At a cabinet meeting Sunday, Rouhani said government bodies must provide “space for criticism,” but also warned protesters that violence was unacceptable.
As the protests have gathered steam, the government has blamed “hostile elements” based abroad.
But others suspect Rouhani’s hard-line rivals of stoking the initial unrest.
They point to rare statements of support for the protesters from hard-line clerics such as Mashhad’s Friday prayers leader Ayatollah Ahmad Alamolhoda, who described their demands as “justified.”
“There is evidence, particularly in Mashhad, that protests were directed for political gain,” Tehran-based analyst Amir Mohebbian told the Tasnim news agency.
“Naturally they did not expect such a surge. One cannot play with protests,” he added.

Nonetheless, anger over economic issues has been palpable in recent years, and dominated the last election in May.
Minor protests have been bubbling away: in the weeks leading up to the current unrest, the union-linked ILNA news agency reported on hundreds of oil workers and truck drivers protesting the late payment of wages; tractor makers in Tabriz against their factory’s closure; and Tehran tire workers at bonuses being delayed.
A major groundswell of anger has also been building over the collapse of unauthorized lending companies that left millions of investors out of pocket.
These companies mushroomed in the financial free-for-all under former president Mahmoud Ahmadinejad, lending wildly during the construction boom and collapsing when the bubble burst.
Rouhani said in December that such lending companies had captured a quarter of the financial market with three to four million accounts by the time he took power in 2013 and started shutting them down.
“I’m not surprised by these recent protests.
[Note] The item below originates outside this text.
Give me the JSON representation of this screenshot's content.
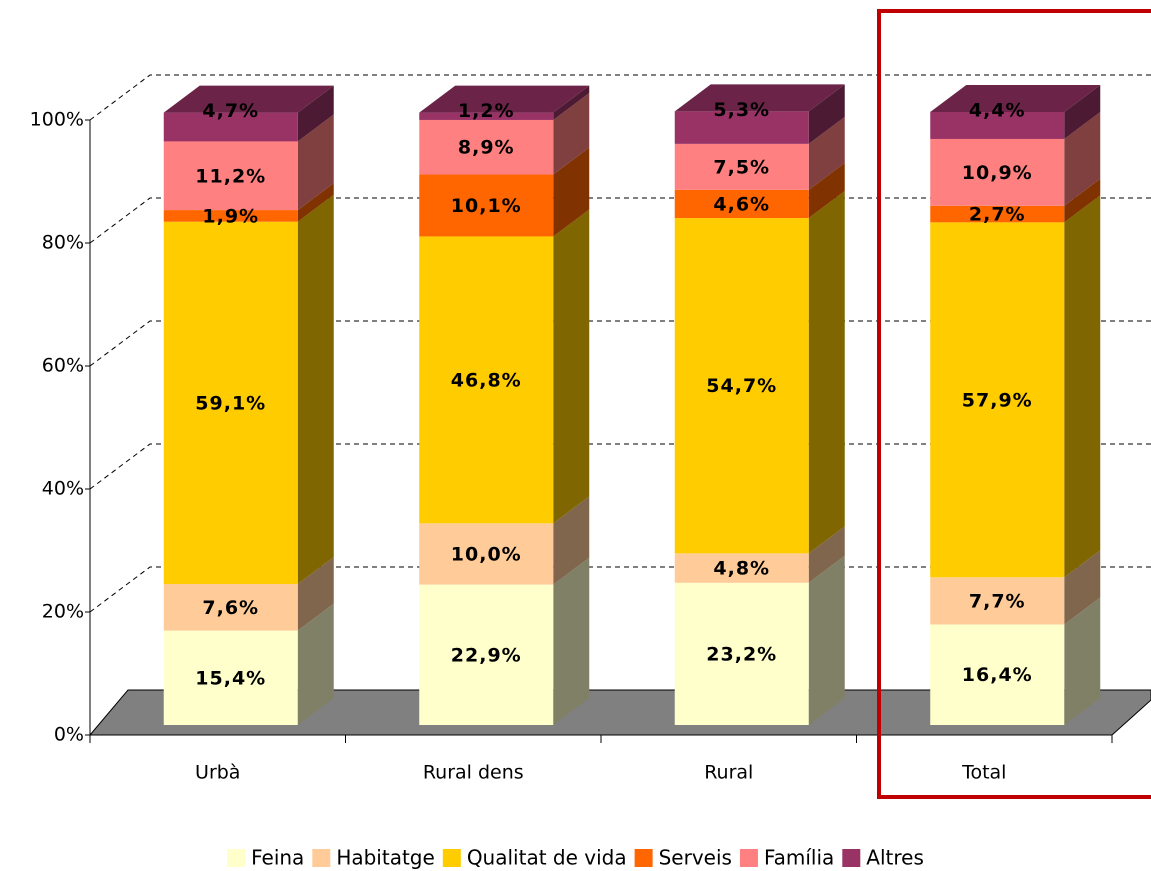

For the past two years, we have witnessed street protests against banks and credit institutions,” said Tehran-based political analyst Mojtaba Mousavi.
“Everyone says the protesters right now are from the lower class, but many are middle class people who lost lots of their assets,” he told AFP.

All this has combined with a wider sense that corruption and a rigged system have created immense wealth for a narrow elite, while a stifled media and lack of civil liberties have left few avenues for complaint — a point even hard-liners have begun to accept.
“Our constitution recognizes the right to protest but in practice there is no mechanism to do so,” Gholamreza Mesbahi Moghaddam, spokesman for the conservative Combatant Clergy Association, told the ISNA news agency.
“Officials should listen to the people. The media, too, has a responsibility to cover the protests.”
With no clear leadership structure behind the protests, analysts remain doubtful that they could evolve into a serious threat to the regime.
Some see the shift to political slogans as a boon for the authorities, allowing them to crack down on protesters as anti-social and violent elements.
“The system prefers political protests over economic because they’re easier to control,” said Mousavi.
“People protesting economic issues will give up when it turns political because unrest can only worsen the economic situation of the country.”